Sometimes it’s not what you say that matters, but what you don’t say.
That seems to be the case with the latest transparency report from the popular community site Reddit. Released Thursday, the report documents the number of requests the website received in 2015 from governments around the world seeking information on users or the removal of content, as well as how often it was legally required to act on those requests.
The requests can include subpoenas, court orders and search warrants.
What the report did not include was a paragraph similar to one Reddit wrote in its 2014 report stating explicitly that it had not received any National Security Letters or similar classified requests for information. In other words, by declining to say it did not receive any such request, the implication is that surely it must have.
That paragraph is what’s known as a “warrant canary,” because its demise functions as a warning sign that government snooping may have been stepped up a notch. National Security Letters typically include a gag order saying that the recipient cannot publicly acknowledge their issuance.
The hint was not lost on some of the site’s users. “It sounds like reddit has received a National Security Letter [sometime] since January 29, 2015,” the date of the previous report, wrote user CarrollQuigley.
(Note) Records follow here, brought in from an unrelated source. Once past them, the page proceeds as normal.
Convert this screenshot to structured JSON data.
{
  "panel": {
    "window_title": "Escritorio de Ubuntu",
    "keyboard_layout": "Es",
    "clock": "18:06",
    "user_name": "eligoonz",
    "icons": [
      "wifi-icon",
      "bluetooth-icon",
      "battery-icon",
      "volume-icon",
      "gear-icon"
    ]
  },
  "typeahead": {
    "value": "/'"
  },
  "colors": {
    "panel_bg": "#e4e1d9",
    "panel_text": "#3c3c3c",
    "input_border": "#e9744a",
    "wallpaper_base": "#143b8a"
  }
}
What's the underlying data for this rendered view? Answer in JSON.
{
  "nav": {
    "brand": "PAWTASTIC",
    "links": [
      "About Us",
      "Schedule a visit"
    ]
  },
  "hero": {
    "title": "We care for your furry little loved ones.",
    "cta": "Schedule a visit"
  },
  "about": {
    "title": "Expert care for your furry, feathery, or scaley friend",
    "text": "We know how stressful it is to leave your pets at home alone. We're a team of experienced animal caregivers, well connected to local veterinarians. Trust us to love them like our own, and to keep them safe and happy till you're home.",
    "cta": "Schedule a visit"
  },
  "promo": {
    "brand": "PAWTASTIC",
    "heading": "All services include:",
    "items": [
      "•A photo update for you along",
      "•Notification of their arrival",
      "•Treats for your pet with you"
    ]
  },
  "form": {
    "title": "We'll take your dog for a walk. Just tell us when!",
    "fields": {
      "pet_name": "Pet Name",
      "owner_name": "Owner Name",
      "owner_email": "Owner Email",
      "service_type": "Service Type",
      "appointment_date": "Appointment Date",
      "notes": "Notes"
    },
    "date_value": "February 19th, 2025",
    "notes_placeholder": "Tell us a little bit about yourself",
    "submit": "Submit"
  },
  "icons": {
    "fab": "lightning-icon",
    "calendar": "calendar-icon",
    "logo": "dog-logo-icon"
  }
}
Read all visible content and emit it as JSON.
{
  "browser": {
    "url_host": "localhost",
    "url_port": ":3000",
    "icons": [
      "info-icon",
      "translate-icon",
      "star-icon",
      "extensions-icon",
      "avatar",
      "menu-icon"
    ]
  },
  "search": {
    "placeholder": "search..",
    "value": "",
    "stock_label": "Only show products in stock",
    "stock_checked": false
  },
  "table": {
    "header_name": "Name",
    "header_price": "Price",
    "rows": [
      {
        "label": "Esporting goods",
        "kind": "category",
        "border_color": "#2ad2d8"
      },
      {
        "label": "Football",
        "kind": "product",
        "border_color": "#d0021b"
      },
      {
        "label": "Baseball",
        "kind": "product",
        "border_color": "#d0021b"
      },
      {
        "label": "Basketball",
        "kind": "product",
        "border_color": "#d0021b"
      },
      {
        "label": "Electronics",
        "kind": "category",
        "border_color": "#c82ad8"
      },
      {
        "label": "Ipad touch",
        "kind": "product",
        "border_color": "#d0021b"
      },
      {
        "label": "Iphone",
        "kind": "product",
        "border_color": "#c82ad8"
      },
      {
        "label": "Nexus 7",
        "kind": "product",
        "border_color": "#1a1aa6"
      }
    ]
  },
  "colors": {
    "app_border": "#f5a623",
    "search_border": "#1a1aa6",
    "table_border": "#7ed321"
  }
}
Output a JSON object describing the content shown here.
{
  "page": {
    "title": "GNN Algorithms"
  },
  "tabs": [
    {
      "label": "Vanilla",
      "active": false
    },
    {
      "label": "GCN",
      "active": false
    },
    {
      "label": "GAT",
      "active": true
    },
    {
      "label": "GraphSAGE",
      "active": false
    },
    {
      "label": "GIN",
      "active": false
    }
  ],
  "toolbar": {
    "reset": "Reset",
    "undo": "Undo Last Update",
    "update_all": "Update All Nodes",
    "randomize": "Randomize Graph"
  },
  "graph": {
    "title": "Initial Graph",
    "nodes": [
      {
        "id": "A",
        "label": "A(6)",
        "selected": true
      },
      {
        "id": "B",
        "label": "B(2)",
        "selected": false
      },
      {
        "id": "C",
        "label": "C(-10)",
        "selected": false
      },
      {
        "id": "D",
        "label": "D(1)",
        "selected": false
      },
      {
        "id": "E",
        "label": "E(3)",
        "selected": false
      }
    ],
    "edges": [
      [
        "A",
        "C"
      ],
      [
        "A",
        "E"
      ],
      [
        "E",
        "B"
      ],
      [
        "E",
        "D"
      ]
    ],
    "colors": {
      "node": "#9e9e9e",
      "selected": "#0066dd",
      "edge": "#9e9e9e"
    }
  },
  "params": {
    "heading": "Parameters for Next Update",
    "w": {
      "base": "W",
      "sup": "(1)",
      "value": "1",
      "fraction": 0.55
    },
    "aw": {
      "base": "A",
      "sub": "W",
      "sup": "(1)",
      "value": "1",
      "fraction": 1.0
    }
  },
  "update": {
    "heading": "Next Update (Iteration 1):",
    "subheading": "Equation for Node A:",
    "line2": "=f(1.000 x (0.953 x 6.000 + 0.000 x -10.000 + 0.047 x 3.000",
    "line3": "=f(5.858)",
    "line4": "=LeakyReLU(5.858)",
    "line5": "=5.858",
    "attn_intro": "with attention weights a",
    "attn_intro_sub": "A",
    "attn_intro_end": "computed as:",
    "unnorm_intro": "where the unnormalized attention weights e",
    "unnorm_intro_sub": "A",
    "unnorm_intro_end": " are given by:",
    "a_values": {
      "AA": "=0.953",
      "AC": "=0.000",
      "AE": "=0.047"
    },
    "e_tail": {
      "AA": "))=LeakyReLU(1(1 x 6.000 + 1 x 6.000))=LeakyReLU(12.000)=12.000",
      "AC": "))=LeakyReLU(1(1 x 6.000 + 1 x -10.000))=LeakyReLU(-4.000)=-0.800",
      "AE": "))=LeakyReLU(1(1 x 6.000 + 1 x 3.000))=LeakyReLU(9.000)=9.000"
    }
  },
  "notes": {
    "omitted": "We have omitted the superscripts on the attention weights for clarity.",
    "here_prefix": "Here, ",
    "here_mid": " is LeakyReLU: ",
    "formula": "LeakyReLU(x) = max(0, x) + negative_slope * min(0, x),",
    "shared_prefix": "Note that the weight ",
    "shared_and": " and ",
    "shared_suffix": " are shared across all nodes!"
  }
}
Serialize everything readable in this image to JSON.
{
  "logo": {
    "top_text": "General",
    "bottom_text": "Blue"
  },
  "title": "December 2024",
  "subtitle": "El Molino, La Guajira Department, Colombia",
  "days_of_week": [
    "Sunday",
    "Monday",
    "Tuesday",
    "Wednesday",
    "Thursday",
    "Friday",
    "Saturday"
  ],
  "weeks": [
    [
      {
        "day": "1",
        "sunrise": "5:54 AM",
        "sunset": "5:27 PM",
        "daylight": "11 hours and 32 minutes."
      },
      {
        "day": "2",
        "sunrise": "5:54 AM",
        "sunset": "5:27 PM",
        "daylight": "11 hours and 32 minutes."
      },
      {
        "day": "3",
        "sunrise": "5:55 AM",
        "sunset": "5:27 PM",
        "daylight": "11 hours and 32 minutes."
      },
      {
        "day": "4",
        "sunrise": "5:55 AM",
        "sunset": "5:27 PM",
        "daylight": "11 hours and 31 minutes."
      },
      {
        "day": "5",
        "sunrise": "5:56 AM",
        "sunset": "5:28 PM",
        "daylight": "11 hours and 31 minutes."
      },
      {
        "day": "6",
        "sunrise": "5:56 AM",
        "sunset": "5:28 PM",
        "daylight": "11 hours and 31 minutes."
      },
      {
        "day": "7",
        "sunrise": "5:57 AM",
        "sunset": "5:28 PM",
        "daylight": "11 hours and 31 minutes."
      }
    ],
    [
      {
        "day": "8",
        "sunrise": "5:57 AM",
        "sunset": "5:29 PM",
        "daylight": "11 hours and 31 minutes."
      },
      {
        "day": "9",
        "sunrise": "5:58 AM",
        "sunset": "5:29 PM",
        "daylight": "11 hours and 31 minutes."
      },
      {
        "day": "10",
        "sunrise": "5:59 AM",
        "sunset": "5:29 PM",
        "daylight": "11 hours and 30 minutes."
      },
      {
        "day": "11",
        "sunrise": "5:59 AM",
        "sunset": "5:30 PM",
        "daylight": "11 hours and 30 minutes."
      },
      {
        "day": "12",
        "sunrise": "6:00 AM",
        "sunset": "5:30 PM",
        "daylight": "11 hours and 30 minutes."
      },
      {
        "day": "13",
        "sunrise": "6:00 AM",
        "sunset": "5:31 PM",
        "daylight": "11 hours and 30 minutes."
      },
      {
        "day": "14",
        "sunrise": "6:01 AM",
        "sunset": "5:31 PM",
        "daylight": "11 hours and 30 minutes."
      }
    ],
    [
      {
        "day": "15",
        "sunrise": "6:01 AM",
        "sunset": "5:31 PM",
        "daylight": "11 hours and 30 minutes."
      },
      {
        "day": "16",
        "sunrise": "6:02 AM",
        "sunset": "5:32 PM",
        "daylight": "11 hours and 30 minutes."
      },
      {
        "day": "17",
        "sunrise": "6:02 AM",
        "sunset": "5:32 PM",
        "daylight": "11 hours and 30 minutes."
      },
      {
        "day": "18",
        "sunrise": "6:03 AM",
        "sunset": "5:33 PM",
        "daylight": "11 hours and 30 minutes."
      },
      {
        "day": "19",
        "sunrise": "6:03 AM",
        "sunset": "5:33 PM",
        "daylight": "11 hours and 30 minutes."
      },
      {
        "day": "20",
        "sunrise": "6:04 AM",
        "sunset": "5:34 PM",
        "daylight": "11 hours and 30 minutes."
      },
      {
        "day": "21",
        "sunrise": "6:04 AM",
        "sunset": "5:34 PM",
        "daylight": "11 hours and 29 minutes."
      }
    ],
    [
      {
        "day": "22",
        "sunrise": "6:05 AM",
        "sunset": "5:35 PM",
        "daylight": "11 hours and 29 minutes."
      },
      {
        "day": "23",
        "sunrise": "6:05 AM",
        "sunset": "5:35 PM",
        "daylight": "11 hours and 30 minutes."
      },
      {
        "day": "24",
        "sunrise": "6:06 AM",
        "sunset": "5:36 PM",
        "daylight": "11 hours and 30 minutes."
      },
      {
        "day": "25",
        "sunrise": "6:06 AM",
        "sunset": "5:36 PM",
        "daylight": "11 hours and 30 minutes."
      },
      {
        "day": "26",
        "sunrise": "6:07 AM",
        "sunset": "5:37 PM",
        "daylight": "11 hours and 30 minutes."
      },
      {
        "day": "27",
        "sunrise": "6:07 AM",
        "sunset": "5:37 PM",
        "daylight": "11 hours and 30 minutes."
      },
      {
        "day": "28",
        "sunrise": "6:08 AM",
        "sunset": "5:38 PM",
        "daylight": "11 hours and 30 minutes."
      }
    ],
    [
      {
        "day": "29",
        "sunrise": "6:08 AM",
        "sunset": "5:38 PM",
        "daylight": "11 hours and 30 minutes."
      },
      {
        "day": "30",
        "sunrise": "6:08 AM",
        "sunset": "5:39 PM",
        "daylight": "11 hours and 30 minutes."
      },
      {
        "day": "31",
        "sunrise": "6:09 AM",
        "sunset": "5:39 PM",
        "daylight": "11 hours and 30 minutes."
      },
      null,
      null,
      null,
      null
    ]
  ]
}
Reddit, which last month logged more than 231 million visitors, has been pushing the US government to ease the restraints it imposes on what can be revealed about its requests for information, as have other Internet groups and tech companies including Facebook, Google, Apple and Twitter. Many of those companies issue their own transparency reports.
The Reddit administrator who posted the new report Thursday acknowledged the delicacy of the situation.
“Even with the canaries, we’re treading a fine line,” wrote the administrator, who goes by the handle spez. And this: “I’ve been advised not to say anything one way or the other.”
Reddit did not immediately respond to a request for further comment.